After a weekend break, we return to Moshidora's adventures in management, and although their last exhibition game ended in a thumping defeat morale is high amongst the team as they continue to work hard towards their goal.
Indeed, morale is only boosted by the sheer number of first year applicants to join the baseball team - over thirty in all, leaving other school clubs to pale in comparison to their might while the baseball club's current membership seem largely unfazed by the thought of additional competition. However, with so many potential new team members, and with other jobs stacking up for the management team, Minami realises that it's time to give that management team a proper organisational structure by ensuring each of them has specific roles with an assurance that they don't encroach upon one another's decisions.
As for Minami herself, she finds her own role pertaining to human resources - an immediately tough task given all those new members knocking at the club's proverbial door.
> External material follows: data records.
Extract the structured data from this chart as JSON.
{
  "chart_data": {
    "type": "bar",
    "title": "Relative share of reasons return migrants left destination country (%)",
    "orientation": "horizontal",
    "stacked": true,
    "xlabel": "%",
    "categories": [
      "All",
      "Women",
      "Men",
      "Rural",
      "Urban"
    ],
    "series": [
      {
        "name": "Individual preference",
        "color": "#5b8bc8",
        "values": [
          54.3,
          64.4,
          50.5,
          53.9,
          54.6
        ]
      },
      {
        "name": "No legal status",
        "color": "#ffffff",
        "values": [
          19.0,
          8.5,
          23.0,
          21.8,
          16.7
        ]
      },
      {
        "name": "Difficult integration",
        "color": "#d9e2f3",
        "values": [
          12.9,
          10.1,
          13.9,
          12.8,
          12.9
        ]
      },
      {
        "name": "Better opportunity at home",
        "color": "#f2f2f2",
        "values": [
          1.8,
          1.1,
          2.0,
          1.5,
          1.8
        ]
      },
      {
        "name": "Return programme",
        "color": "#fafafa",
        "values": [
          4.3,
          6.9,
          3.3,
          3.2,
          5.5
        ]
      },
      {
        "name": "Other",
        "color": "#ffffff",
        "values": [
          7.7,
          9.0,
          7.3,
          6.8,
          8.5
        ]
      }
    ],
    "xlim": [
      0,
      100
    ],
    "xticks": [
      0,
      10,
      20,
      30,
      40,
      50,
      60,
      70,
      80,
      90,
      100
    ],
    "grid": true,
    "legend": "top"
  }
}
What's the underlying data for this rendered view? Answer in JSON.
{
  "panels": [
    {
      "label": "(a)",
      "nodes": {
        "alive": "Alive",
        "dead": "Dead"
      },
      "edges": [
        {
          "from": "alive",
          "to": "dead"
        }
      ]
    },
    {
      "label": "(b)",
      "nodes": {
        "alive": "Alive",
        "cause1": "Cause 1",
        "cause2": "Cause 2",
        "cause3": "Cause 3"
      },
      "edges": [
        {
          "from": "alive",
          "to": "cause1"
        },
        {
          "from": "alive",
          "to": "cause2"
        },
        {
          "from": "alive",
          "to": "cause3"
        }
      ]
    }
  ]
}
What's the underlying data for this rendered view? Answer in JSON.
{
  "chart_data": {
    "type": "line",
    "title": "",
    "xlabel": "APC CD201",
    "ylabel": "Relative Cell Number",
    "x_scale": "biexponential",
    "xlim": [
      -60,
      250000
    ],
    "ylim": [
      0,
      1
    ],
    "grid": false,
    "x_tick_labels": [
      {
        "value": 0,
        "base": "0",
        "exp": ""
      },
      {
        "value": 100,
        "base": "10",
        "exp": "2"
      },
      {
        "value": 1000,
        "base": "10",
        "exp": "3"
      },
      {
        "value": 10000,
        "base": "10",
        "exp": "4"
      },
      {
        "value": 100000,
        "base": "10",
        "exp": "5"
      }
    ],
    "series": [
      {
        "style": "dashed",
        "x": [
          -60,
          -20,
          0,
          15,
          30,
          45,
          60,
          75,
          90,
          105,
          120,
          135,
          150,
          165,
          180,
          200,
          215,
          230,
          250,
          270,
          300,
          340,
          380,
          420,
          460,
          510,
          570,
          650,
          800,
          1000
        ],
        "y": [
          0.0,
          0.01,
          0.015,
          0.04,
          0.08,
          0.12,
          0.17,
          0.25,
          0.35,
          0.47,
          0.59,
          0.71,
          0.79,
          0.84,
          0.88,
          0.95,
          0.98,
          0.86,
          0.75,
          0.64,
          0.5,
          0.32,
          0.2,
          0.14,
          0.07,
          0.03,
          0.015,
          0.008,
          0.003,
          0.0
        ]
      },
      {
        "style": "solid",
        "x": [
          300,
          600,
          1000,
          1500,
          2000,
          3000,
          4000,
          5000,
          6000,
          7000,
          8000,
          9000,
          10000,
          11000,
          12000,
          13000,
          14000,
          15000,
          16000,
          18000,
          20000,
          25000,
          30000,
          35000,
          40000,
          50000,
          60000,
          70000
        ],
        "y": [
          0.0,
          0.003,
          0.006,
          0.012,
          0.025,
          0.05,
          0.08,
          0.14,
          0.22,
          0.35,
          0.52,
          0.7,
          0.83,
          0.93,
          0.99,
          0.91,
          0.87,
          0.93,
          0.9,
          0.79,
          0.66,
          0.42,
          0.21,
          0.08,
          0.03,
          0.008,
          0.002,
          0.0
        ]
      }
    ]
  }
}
Rather than taking them all on and ending up with an organisational nightmare, she instead opts to interview all the newcomers and pick and choose those that will fit into the team's goals, aims and style or play, whittling down those thirty-odd individuals down to just a dozen. With that done and with practice still going well, it's time to choose a starting line-up as the summer approaches, leading to a team sheet that reveals an interesting (and not to mention surprising) choice of captain.
After a couple of days away from Moshidora, I actually felt somewhat refreshed and ready for more, just like a Monday morning after a weekend away from the office. Well, okay, not at all like me on a Monday morning, but let's ignore that fact and pretend that my analogy still stands. Anyhow, after paying almost no attention to Drucker's Management last episode, this instalment gives it plenty of thought, with the trials and tribulations of allowing an organisation to grow in size and employee numbers without losing sight of its core aims and goals, or indeed without allowing morale to drop within the existing core membership. It's tougher than it sounds, and to be honest it's tougher than it's portrayed as being here (what, nobody in the team was unhappy about the squad selection?), but it still makes for an enjoyable viewing experience and somehow I like the series all the more for not placing Minami up-front and centre as the "genius" behind it all - she is but one cog in the wheel of her management team, and the baseball club as a whole beyond that, which makes things that little bit more satisfying to watch.